Le foyer occupé moyen passe 42 minutes par jour pour le nettoyage lié aux repas, les parents déclarant 3,2 heures de temps le week-end dédiées aux corvées de cuisine. Une étude sur l’emploi du temps de 2024 a révélé que les familles avec des enfants de moins de 12 ans effectuent des activités de vaisselle 14 fois par semaine, passant 7 heures par an rien qu’à charger et décharger les lave-vaisselle. Passer aux assiettes en carton écologiques pour les dîners en semaine élimine 5 sessions de nettoyage hebdomadaires, économisant 35 minutes de temps actif et réduisant la fréquence des corvées après le repas de 36 %.

La fatigue décisionnelle liée au nettoyage des repas coûte à l’adulte moyen 5 minutes d’énergie mentale quotidiennement, car il donne la priorité aux tâches de nettoyage. En éliminant les décisions de vaisselle pour 71 % des repas, les assiettes en carton réduisent ce fardeau cognitif de 3,5 minutes par jour. Sur un an, cela économise 21 heures d’effort mental qui peuvent être redirigées vers des activités plus productives. La simplicité du système — utiliser, jeter, composter — ne nécessite que 2 étapes contre le processus en 7 étapes du nettoyage traditionnel (gratter, rincer, charger, lancer, décharger, sécher, ranger). Cette réduction de la complexité du processus de 7 étapes à 2 étapes diminue le taux d’erreur dans le nettoyage de la cuisine de 40 % et réduit la longueur de la liste de contrôle mentale de 71 %. Les enquêtes indiquent que les foyers utilisant des assiettes en carton signalent un niveau de stress 30 % inférieur lors des routines du soir, 65 % des utilisateurs se sentant « mieux maîtriser » leur emploi du temps. La fréquence des disputes sur les responsabilités de nettoyage diminue de 22 % dans les familles qui adoptent cette approche, car la charge de travail devient objectivement plus légère.

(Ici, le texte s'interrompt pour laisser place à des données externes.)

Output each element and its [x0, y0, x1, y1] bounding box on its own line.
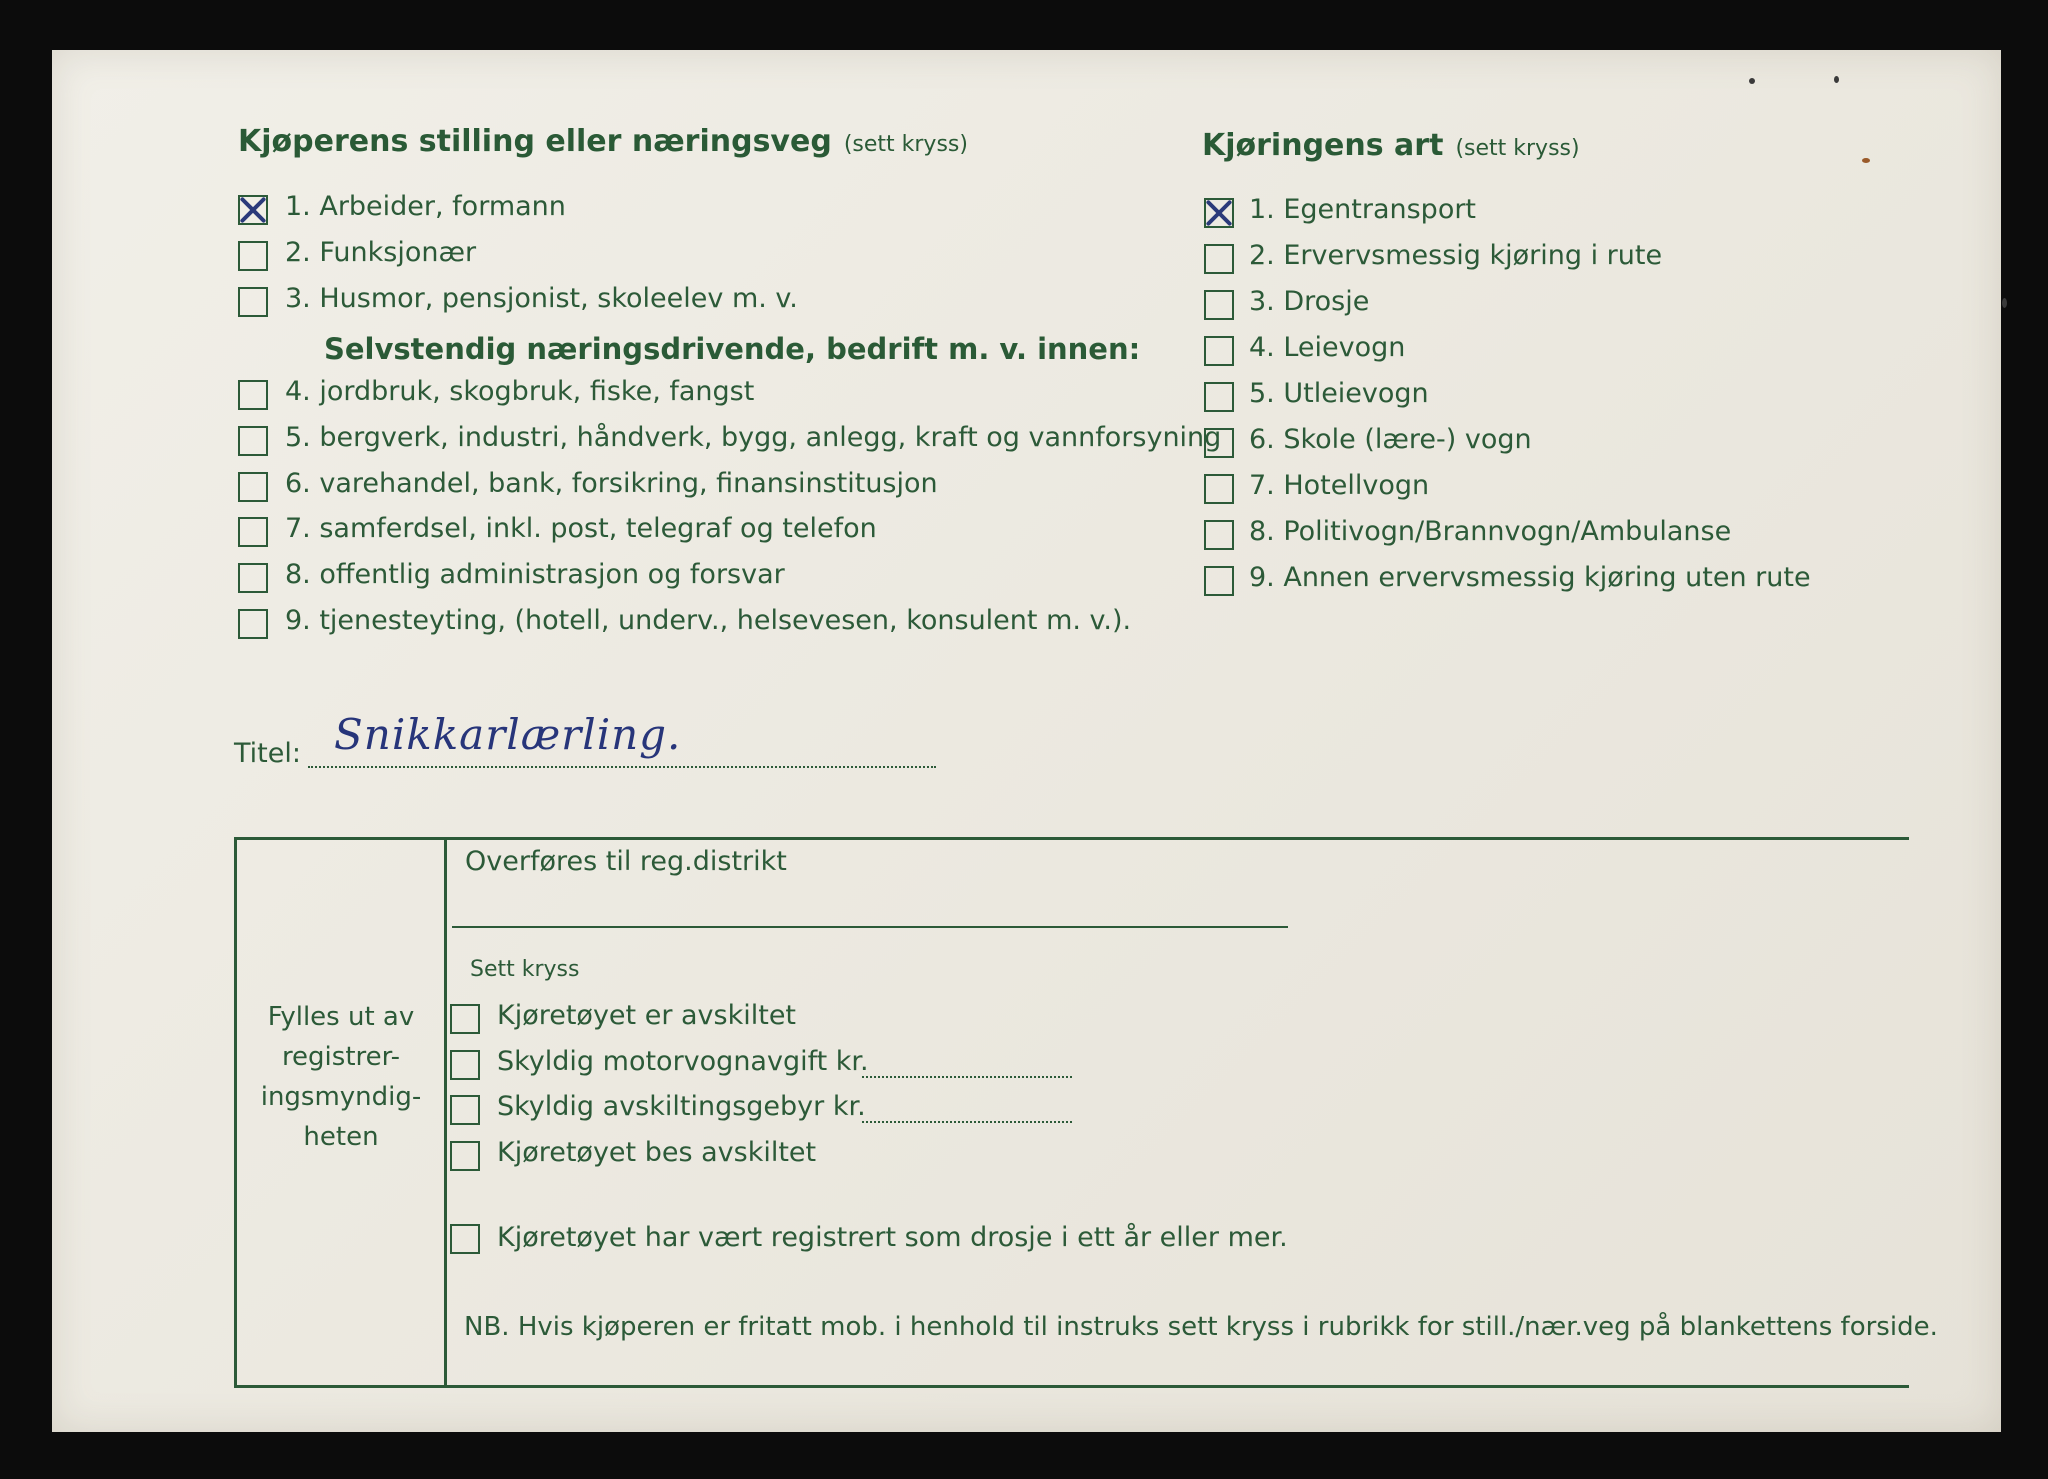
checkbox[interactable] [1204, 244, 1234, 274]
heading-text: Kjøperens stilling eller næringsveg [238, 124, 832, 159]
checkbox-label: 1. Arbeider, formann [285, 191, 566, 222]
registry-checkbox[interactable] [450, 1095, 480, 1125]
checkbox[interactable] [238, 517, 268, 547]
checkbox-label: 5. Utleievogn [1249, 378, 1429, 409]
checkbox[interactable] [1204, 290, 1234, 320]
heading-text: Kjøringens art [1202, 128, 1444, 163]
title-label: Titel: [234, 738, 301, 769]
transfer-district-label: Overføres til reg.distrikt [465, 846, 787, 877]
registry-checkbox[interactable] [450, 1004, 480, 1034]
checkbox[interactable] [1204, 382, 1234, 412]
nb-note: NB. Hvis kjøperen er fritatt mob. i henhold til instruks sett kryss i rubrikk for still./nær.veg på blankettens forside. [464, 1312, 1938, 1342]
amount-dotted-line[interactable] [862, 1121, 1072, 1123]
registry-check-label: Kjøretøyet bes avskiltet [497, 1136, 817, 1168]
transfer-district-line[interactable] [452, 926, 1288, 928]
scan-speck [1862, 158, 1870, 163]
scan-speck [1834, 76, 1839, 83]
box-left-border [234, 837, 237, 1388]
checkbox[interactable] [238, 380, 268, 410]
checkbox-label: 4. jordbruk, skogbruk, fiske, fangst [285, 376, 755, 407]
checkbox-label: 6. varehandel, bank, forsikring, finansinstitusjon [285, 467, 938, 499]
buyer-occupation-heading [238, 124, 968, 159]
driving-type-heading [1202, 128, 1580, 163]
checkbox-label: 9. tjenesteyting, (hotell, underv., helsevesen, konsulent m. v.). [285, 605, 1132, 636]
checkbox-label: 7. Hotellvogn [1249, 470, 1430, 501]
checkbox-label: 8. Politivogn/Brannvogn/Ambulanse [1249, 516, 1732, 547]
checkbox[interactable] [238, 472, 268, 502]
amount-dotted-line[interactable] [862, 1076, 1072, 1078]
checkbox-label: 2. Funksjonær [285, 237, 477, 268]
checkbox[interactable] [238, 287, 268, 317]
box-bottom-border [234, 1385, 1909, 1388]
checkbox[interactable] [238, 563, 268, 593]
checkbox-label: 1. Egentransport [1249, 194, 1477, 225]
checkbox[interactable] [238, 426, 268, 456]
box-divider [444, 837, 447, 1388]
checkbox[interactable] [1204, 198, 1234, 228]
checkbox[interactable] [1204, 566, 1234, 596]
checkbox-label: 2. Ervervsmessig kjøring i rute [1249, 240, 1663, 271]
registry-check-label: Skyldig avskiltingsgebyr kr. [497, 1091, 866, 1122]
checkbox[interactable] [238, 241, 268, 271]
checkbox-label: 5. bergverk, industri, håndverk, bygg, anlegg, kraft og vannforsyning [285, 421, 1222, 453]
registry-check-label: Skyldig motorvognavgift kr. [497, 1045, 869, 1077]
form-card [52, 50, 2001, 1432]
registry-side-text: Fylles ut av registrer-ingsmyndig-heten [260, 1002, 422, 1152]
title-handwritten-value[interactable]: Snikkarlærling. [334, 710, 682, 759]
checkbox[interactable] [1204, 428, 1234, 458]
checkbox-label: 3. Drosje [1249, 286, 1370, 317]
checkbox-label: 8. offentlig administrasjon og forsvar [285, 559, 785, 591]
checkbox-label: 4. Leievogn [1249, 332, 1406, 363]
checkbox[interactable] [238, 195, 268, 225]
drosje-checkbox[interactable] [450, 1224, 480, 1254]
checkbox[interactable] [238, 609, 268, 639]
registry-checkbox[interactable] [450, 1141, 480, 1171]
scan-speck [1749, 78, 1755, 84]
registry-checkbox[interactable] [450, 1050, 480, 1080]
heading-note: (sett kryss) [843, 132, 968, 157]
checkbox-label: 3. Husmor, pensjonist, skoleelev m. v. [285, 283, 798, 314]
checkbox[interactable] [1204, 520, 1234, 550]
checkbox[interactable] [1204, 474, 1234, 504]
title-dotted-line [308, 766, 936, 768]
scan-speck [2002, 298, 2007, 308]
checkbox-label: 7. samferdsel, inkl. post, telegraf og telefon [285, 513, 877, 545]
heading-note: (sett kryss) [1455, 136, 1580, 161]
checkbox[interactable] [1204, 336, 1234, 366]
checkbox-label: 6. Skole (lære-) vogn [1249, 424, 1532, 455]
sett-kryss-label: Sett kryss [470, 957, 580, 982]
self-employed-subheading: Selvstendig næringsdrivende, bedrift m. v. innen: [324, 332, 1141, 366]
registry-check-label: Kjøretøyet er avskiltet [497, 1000, 797, 1031]
checkbox-label: 9. Annen ervervsmessig kjøring uten rute [1249, 562, 1811, 593]
box-top-border [234, 837, 1909, 840]
drosje-check-label: Kjøretøyet har vært registrert som drosje i ett år eller mer. [497, 1222, 1288, 1253]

L’accessibilité financière rend ce changement pratique pour tous les budgets. Un paquet de 100 assiettes en carton compostables coûte 5,00 $, soit 0,05 $ par assiette. Pour une famille utilisant 10 assiettes par jour (2 adultes, 3 enfants), le coût quotidien est de 0,50 $ et le coût annuel est de 182,50 $. Comparé au coût opérationnel du lavage d’assiettes réutilisables — qui inclut l’eau (0,004 $ par litre), l’électricité (0,14 $ par kWh) et le détergent (0,10 $ par charge) — l’option papier coûte 0,08 $ de plus par repas. Cependant, la valeur du temps compense cette différence. Si un adulte évalue son temps à 25 $ l’heure, économiser 12 minutes par repas a une valeur de 5,00 $. Pour 2 repas par jour, cela représente 10,00 $ par jour en valeur temporelle, soit 3 650 $ par an — 200 fois le coût supplémentaire des assiettes. Le bénéfice net est de 3 467,50 $ par an après le coût des assiettes, soit un retour sur investissement de 1 900 %. Même pour les salariés au salaire minimum (7,25 $ l’heure), le gain de temps génère 1,45 $ de valeur par repas, couvrant toujours 18 fois le coût de l’assiette. La période d’amortissement du passage au jetable est immédiate — le premier repas génère une valeur temporelle positive.